In the back of the room, a tree and its roots lie under the spotlight. Both pieces display an organic delicacy, ‘a movement to density and looseness,’ as she describes it. These two smaller sculptures are more immediate and accessible to the casual viewer. Their manageable size and representation balance the space in a way that reflects her concept. Browsing through the catalogue, the sight of pieces not included in this show is as delightful as perplexing. ‘in perpetuum’ is a windshield that discloses Beth Diane Armstrong’s conceptual and visionary approach. However strong it may be, some of the presented pieces – alluding to the two external ones at the entry of the Settlers National Monument – do not succeed in emotionally engaging the viewer in their bare function of artworks. As much as emotions and mental states have fuelled her project, we are not quite moved. Moving around and scrutinising her large-scale steel sculptures, we are faced with a technical feat that an inclusion of some of her other works would have sublimed.
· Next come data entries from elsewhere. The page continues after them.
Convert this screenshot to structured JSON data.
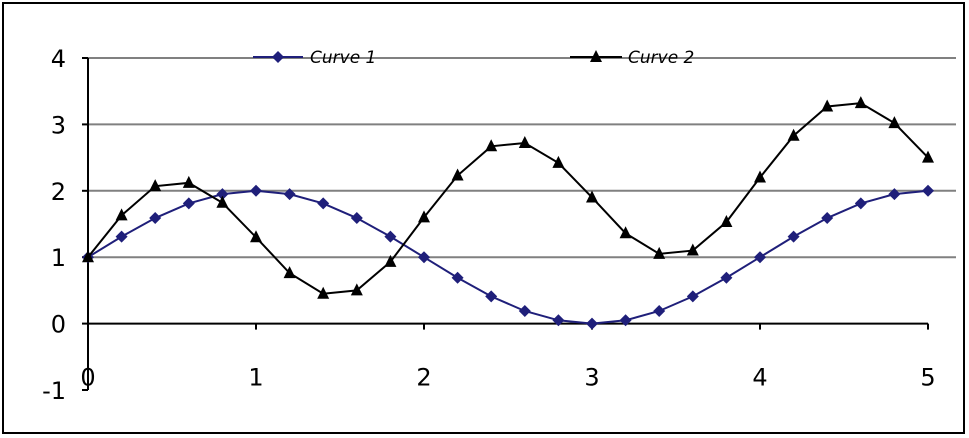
{
  "chart_data": {
    "type": "line",
    "title": "",
    "xlabel": "",
    "ylabel": "",
    "xlim": [
      0,
      5
    ],
    "ylim": [
      -1,
      4
    ],
    "x_ticks": [
      0,
      1,
      2,
      3,
      4,
      5
    ],
    "y_ticks": [
      -1,
      0,
      1,
      2,
      3,
      4
    ],
    "x_tick_labels": [
      "0",
      "1",
      "2",
      "3",
      "4",
      "5"
    ],
    "y_tick_labels": [
      "-1",
      "0",
      "1",
      "2",
      "3",
      "4"
    ],
    "grid": "horizontal",
    "legend_position": "top",
    "x": [
      0,
      0.2,
      0.4,
      0.6,
      0.8,
      1.0,
      1.2,
      1.4,
      1.6,
      1.8,
      2.0,
      2.2,
      2.4,
      2.6,
      2.8,
      3.0,
      3.2,
      3.4,
      3.6,
      3.8,
      4.0,
      4.2,
      4.4,
      4.6,
      4.8,
      5.0
    ],
    "series": [
      {
        "name": "Curve 1",
        "color": "#1f1f7a",
        "marker": "diamond",
        "values": [
          1.0,
          1.31,
          1.59,
          1.81,
          1.95,
          2.0,
          1.95,
          1.81,
          1.59,
          1.31,
          1.0,
          0.69,
          0.41,
          0.19,
          0.05,
          0.0,
          0.05,
          0.19,
          0.41,
          0.69,
          1.0,
          1.31,
          1.59,
          1.81,
          1.95,
          2.0
        ]
      },
      {
        "name": "Curve 2",
        "color": "#000000",
        "marker": "triangle",
        "values": [
          1.0,
          1.63,
          2.07,
          2.12,
          1.82,
          1.3,
          0.76,
          0.45,
          0.5,
          0.93,
          1.6,
          2.23,
          2.67,
          2.72,
          2.42,
          1.9,
          1.36,
          1.05,
          1.1,
          1.53,
          2.2,
          2.83,
          3.27,
          3.32,
          3.02,
          2.5
        ]
      }
    ]
  }
}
The Monument’s architecture and near surroundings do not enhance the intrinsic quality of those two sculptures.   

A whole wall of the exhibition room is covered by hundreds of small and simple drawings that attest attempts of grounding an evasive, abysmal, unruly yet methodical sensitivity. This shift in tone, reveals ‘in perpetuum’ as an open, unrestricted and incomplete rendering. ‘It is ok’, she says, ‘to be a bit vulnerable.’

This article was first published in Artthrob

Jean-Sylvain Tshilumba Mukendi is an art writer and is currently completing a Master within the 'Arts of Africa and the Global South' research programme (NRF) at Rhodes University, South Africa. His research focuses on the relevance of ‘globalism’ in the contemporary art world, the establishment of independent art structures in Africa and the development of photography practices over the continent.